Au moment d'entamer ce récit, je me sens pris d'une hésitation.

La plume tremble au bout de mes doigts ; des gouttes de sueur glacée s'amassent à mon front. Des sanglots gonflent ma poitrine et les larmes brouillent ma vue au point que je puis à peine distinguer les lignes sur mon papier.

Ce que j'ai à raconter est si terrible, m'a déchiré le cœur si cruellement, que j'ai peur de ne pas trouver de mots pour exprimer ce que j'ai ressenti.

Mais je commence sans plus de préambule.

Je m'étais marié dans la journée. Je m'en allais dans mon auto avec Raymonde, ma femme adorée. Je me faisais une joie, d'abord de pouvoir lui dire toute ma tendresse, la presser dans mes bras ; puis de lui montrer le coquet petit appartement que j'avais fait préparer pour elle et où je pensais que nous serions si heureux.

J'étais tout transporté du bonheur ardent, infini, de la sentir là, près de moi. Et comme je l'aimais ! Je l'aimais, à cette heure qu'elle était mienne, avec la conviction que rien ne nous séparait plus, comme je ne l'avais jamais aimée encore.

Comme je l'avais trouvée jolie et désirable dans sa toilette blanche de mariée et comme j'avais été heureux et jaloux tout à la fois des regards admiratifs avec lesquels nos invités, des indifférents, des passants la contemplaient !
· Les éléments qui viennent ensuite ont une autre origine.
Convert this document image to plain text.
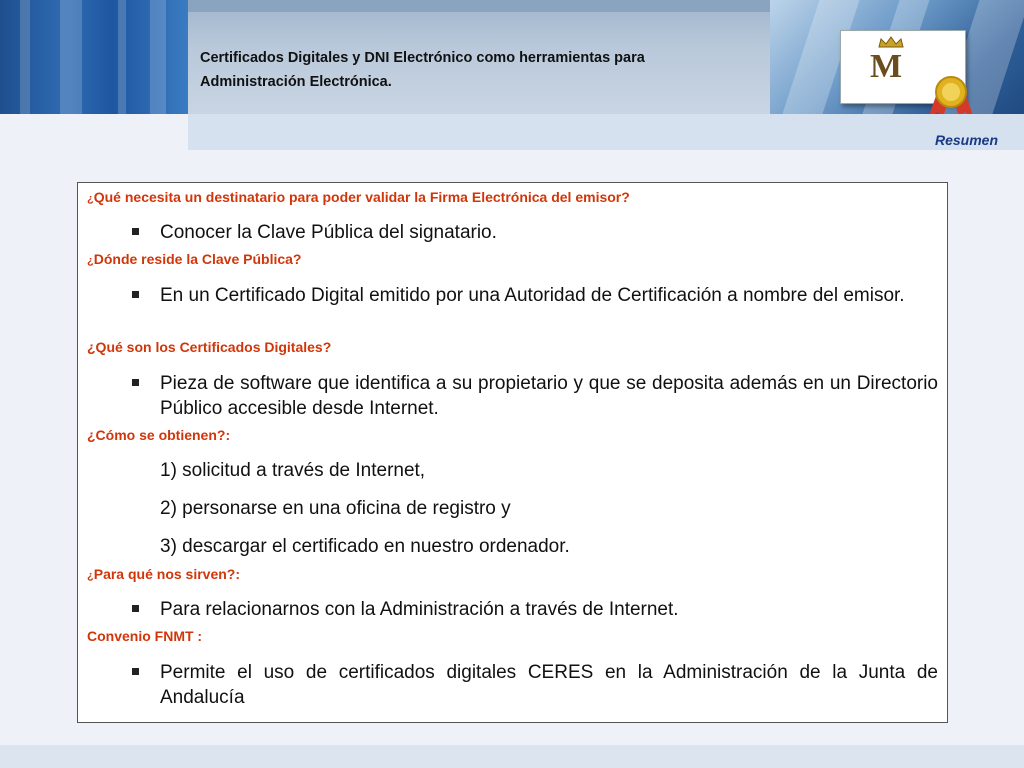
Certificados Digitales y DNI Electrónico como herramientas para
Administración Electrónica.	M
Resumen
¿Qué necesita un destinatario para poder validar la Firma Electrónica del emisor?
Conocer la Clave Pública del signatario.
¿Dónde reside la Clave Pública?
En un Certificado Digital emitido por una Autoridad de Certificación a nombre del emisor.
¿Qué son los Certificados Digitales?
Pieza de software que identifica a su propietario y que se deposita además en un Directorio Público accesible desde Internet.
¿Cómo se obtienen?:
1) solicitud a través de Internet,
2) personarse en una oficina de registro y
3) descargar el certificado en nuestro ordenador.
¿Para qué nos sirven?:
Para relacionarnos con la Administración a través de Internet.
Convenio FNMT :
Permite el uso de certificados digitales CERES en la Administración de la Junta de Andalucía
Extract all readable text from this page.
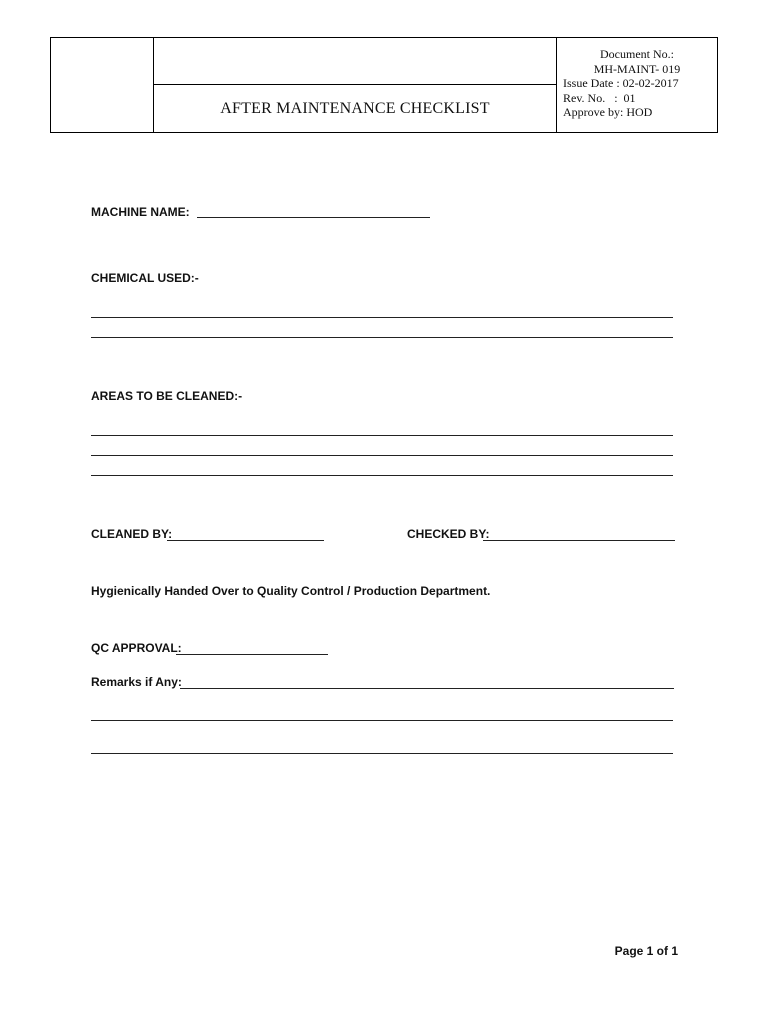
AFTER MAINTENANCE CHECKLIST
Document No.:
MH-MAINT- 019
Issue Date : 02-02-2017
Rev. No.   :  01
Approve by: HOD
MACHINE NAME:
CHEMICAL USED:-
AREAS TO BE CLEANED:-
CLEANED BY:	CHECKED BY:
Hygienically Handed Over to Quality Control / Production Department.
QC APPROVAL:
Remarks if Any:
Page 1 of 1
J'étais fier d'elle, de sa beauté, et en me sentant seul avec elle dans l'auto nous emportant rapidement à travers les rues éclairées, j'avais peine à modérer l'élan amoureux qui me transportait.

Tapie dans un coin de la voiture, Raymonde ne parlait pas, mais je sentais que son corps était tout frémissant contre le mien et qu'elle ressentait les mêmes impressions que moi, les mêmes désirs.

Moi aussi, du reste, j'étais silencieux.

Qu'aurais-je pu lui dire ?... Quels mots aurais-je pu trouver qui exprimassent mieux mon émoi que mon mutisme tremblant, que la pression de ma main sur ses doigts tout palpitants ?

Enfin, nous arrivâmes, mais à peine eus-je mis ma clef dans la serrure que tout ce rêve de félicité s'évanouit. Je fus rappelé brusquement à la dure réalité.

Je n'avais pas ouvert ma porte que Joseph, mon valet de chambre, se précipitait au-devant de moi.

— On vient de téléphoner, monsieur.

— D'où ?

— Du journal.

— Que veut-on ?

— Il faut que Monsieur parte tout de suite pour... J'ai inscrit le nom.

Il me montra le nom d'une station assez près de Paris.

— Et qu'est-ce qu'il y a là ?

— Il paraît qu'on a trouvé, sur la voie du chemin de fer, le corps de cette femme disparue.

Je ne pus retenir un bond de stupeur.

La femme disparue ! Cette femme dont tout Paris s'entretenait, le plus affolant mystère qui eût encore intrigué une population habituée pourtant à tous les drames et à toutes les surprises.

Dans un autre moment, certes, j'eusse saisi ma valise, dégringolé l'escalier et sauté dans une auto pour me faire conduire à la gare.

Mais ce soir, au moment d'introduire dans la chambre nuptiale celle qui depuis quelques heures seulement était ma femme, j'avoue que j'eus un mouvement d'hésitation bien compréhensible.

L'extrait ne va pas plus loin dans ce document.